REST (REpresnetational State Transfer) defines an architectural style, which is based on XML, URIs and HTTP. The REST architectural style is described in Roy Fielding Phd Dissertation and embraces the principles of the WWW that have made it the largest, most distributed and scalable application on the planet. In a REST world the fundamental abstractions are resources. Generally, all resources have a uniform interface that provides the capability to create, read, update and delete the resource. The work manager service consists of two resources, workItems and workLists. There is no widely used description language for REST but Web Resource Description Language" is a work in progress.

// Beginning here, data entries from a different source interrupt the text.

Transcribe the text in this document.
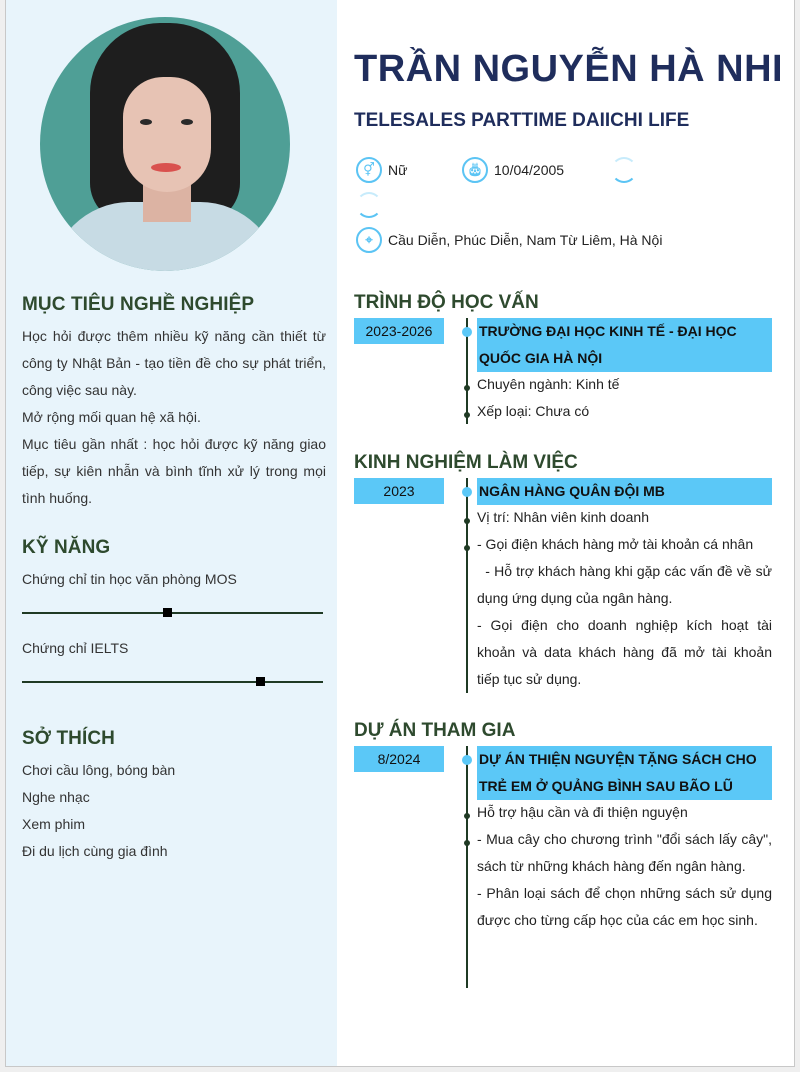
MỤC TIÊU NGHỀ NGHIỆP

Học hỏi được thêm nhiều kỹ năng cần thiết từ công ty Nhật Bản - tạo tiền đề cho sự phát triển, công việc sau này.

Mở rộng mối quan hệ xã hội.

Mục tiêu gần nhất : học hỏi được kỹ năng giao tiếp, sự kiên nhẫn và bình tĩnh xử lý trong mọi tình huống.

KỸ NĂNG
Chứng chỉ tin học văn phòng MOS
Chứng chỉ IELTS
SỞ THÍCH
Chơi cầu lông, bóng bàn
Nghe nhạc
Xem phim
Đi du lịch cùng gia đình
TRẦN NGUYỄN HÀ NHI
TELESALES PARTTIME DAIICHI LIFE
⚥ Nữ	🎂︎ 10/04/2005
⌖	Cầu Diễn, Phúc Diễn, Nam Từ Liêm, Hà Nội
TRÌNH ĐỘ HỌC VẤN
2023-2026	TRƯỜNG ĐẠI HỌC KINH TẾ - ĐẠI HỌC QUỐC GIA HÀ NỘI
Chuyên ngành: Kinh tế
Xếp loại: Chưa có
KINH NGHIỆM LÀM VIỆC
2023	NGÂN HÀNG QUÂN ĐỘI MB
Vị trí: Nhân viên kinh doanh

- Gọi điện khách hàng mở tài khoản cá nhân

- Hỗ trợ khách hàng khi gặp các vấn đề về sử dụng ứng dụng của ngân hàng.

- Gọi điện cho doanh nghiệp kích hoạt tài khoản và data khách hàng đã mở tài khoản tiếp tục sử dụng.

DỰ ÁN THAM GIA
8/2024	DỰ ÁN THIỆN NGUYỆN TẶNG SÁCH CHO TRẺ EM Ở QUẢNG BÌNH SAU BÃO LŨ
Hỗ trợ hậu cần và đi thiện nguyện

- Mua cây cho chương trình "đổi sách lấy cây", sách từ những khách hàng đến ngân hàng.

- Phân loại sách để chọn những sách sử dụng được cho từng cấp học của các em học sinh.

Using the defined resources we can

  • Create a work item by doing a HTTP POST to the URI /workItems

  • Retrieve my work list by executing a HTTP GET on the URI /workLists/myWorkList

  • Retrieve joe's work list by executing a HTTP GET on the URI /workLists/participants/joe

  • Retrieve the testers work list by executing a HTTP GET on the URI /workLists/roles/tester

Message Based Architecture

MEST (MESsage Transfer), is another architectural style, which defines messages and services as first class abstractions. Interactions between entities are described through message exchange patterns (MEPs), which capture temporal and spacial information about the interaction. There is even a relatively new description language SOAP Service Description Language for it, which from my understanding is based on SOAP one-way messages.

I don't have the mastery to write a SSDL document but you can probably get the idea from the following, which describes each MEP for the service.

  • Create work item requires a CreateWorkItemRequest message as input and a CreateWorkItemResponse message as output

  • Get my work list requires a MyWorkListRequest message as input and a MyWorkListResponse message as output.

  • Get joe's work list requires a WorkListForParticipantRequest as input and WorkListForParticipantResponse as output

  • Get the testers work list requires a WorkListForRoleRequest as input and WorkListForRoleResponse as output.